To me, puppy's main point-of-difference is being able to revive old machines. If that largely stops, folk could just as easily use other options.
Old kernels, kept at archive.org (see links under 'kernel archive' post in forum Kernels section), are for those with old machines to try OR to match a specific driver that was compiled for an available kernel. As many kernels there do not have sources (mine usually do), drivers can't necessarily be compiled to suit. Modern puppies are increasingly including driver compiling options.

Old puppies have a similar use-case to old kernels.
That's why I made Fossa64-mid - hopefully useful on old machines, but with updated security (for now).

[dimkr]

Puppy Linux users make up a small share of them, https://distrowatch.com/, a niche within a niche.

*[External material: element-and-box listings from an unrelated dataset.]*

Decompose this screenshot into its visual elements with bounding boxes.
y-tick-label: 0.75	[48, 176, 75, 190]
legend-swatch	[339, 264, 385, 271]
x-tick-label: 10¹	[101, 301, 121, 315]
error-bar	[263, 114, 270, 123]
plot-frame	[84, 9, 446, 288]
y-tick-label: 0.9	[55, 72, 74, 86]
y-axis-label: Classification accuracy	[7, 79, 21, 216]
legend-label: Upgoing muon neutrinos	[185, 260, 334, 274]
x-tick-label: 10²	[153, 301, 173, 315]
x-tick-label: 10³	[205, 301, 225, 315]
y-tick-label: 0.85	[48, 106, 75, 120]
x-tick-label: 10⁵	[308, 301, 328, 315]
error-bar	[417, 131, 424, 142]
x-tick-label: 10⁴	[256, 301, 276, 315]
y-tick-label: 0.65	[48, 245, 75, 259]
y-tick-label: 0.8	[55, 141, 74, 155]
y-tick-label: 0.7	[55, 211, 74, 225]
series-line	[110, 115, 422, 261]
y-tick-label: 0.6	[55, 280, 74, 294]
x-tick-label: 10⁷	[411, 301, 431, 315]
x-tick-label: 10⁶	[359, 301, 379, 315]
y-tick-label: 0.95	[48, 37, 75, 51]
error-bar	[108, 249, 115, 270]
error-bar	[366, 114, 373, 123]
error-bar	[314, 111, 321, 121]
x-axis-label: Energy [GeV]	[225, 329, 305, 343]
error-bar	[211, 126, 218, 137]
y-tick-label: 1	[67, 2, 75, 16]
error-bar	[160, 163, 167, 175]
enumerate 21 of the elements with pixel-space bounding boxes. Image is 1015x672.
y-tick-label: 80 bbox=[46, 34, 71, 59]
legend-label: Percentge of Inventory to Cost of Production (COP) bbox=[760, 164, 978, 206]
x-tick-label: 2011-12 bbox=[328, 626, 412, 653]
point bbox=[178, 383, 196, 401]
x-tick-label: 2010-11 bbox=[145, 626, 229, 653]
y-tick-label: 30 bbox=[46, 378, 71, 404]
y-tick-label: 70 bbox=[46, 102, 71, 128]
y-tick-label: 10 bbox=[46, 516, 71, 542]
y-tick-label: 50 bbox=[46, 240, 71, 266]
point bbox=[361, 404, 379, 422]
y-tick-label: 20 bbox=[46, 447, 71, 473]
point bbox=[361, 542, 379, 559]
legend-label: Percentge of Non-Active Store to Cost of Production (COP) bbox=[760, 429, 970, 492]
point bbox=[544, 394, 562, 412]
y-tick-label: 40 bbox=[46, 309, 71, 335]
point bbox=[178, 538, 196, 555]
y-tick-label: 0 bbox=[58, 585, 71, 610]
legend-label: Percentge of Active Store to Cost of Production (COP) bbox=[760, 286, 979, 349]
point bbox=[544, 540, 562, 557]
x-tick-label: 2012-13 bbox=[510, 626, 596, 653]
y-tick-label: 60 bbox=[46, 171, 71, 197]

Maybe, but Puppy is not different from other distros that use glibc, openssl, etc'. It's built from the same components: sometimes, exactly the binaries used by some other distro. The fragmentation of the Linux distros landscape and Puppy's low popularity doesn't make Puppy more secure.

Your Puppy is likely to be vulnerable to these two, just like any other distro:

https://cve.mitre.org/cgi-bin/cvename.c ... -2023-4863
https://nvd.nist.gov/vuln/detail/CVE-2023-4911

Using an outdated kernel is only one part of the problem of lack of security updates, and PUPMODE 5 is not strong security guarantee if an attacker can replace one of your SFSs (adrv is small, it's fast to decompress, add malware and re-compress).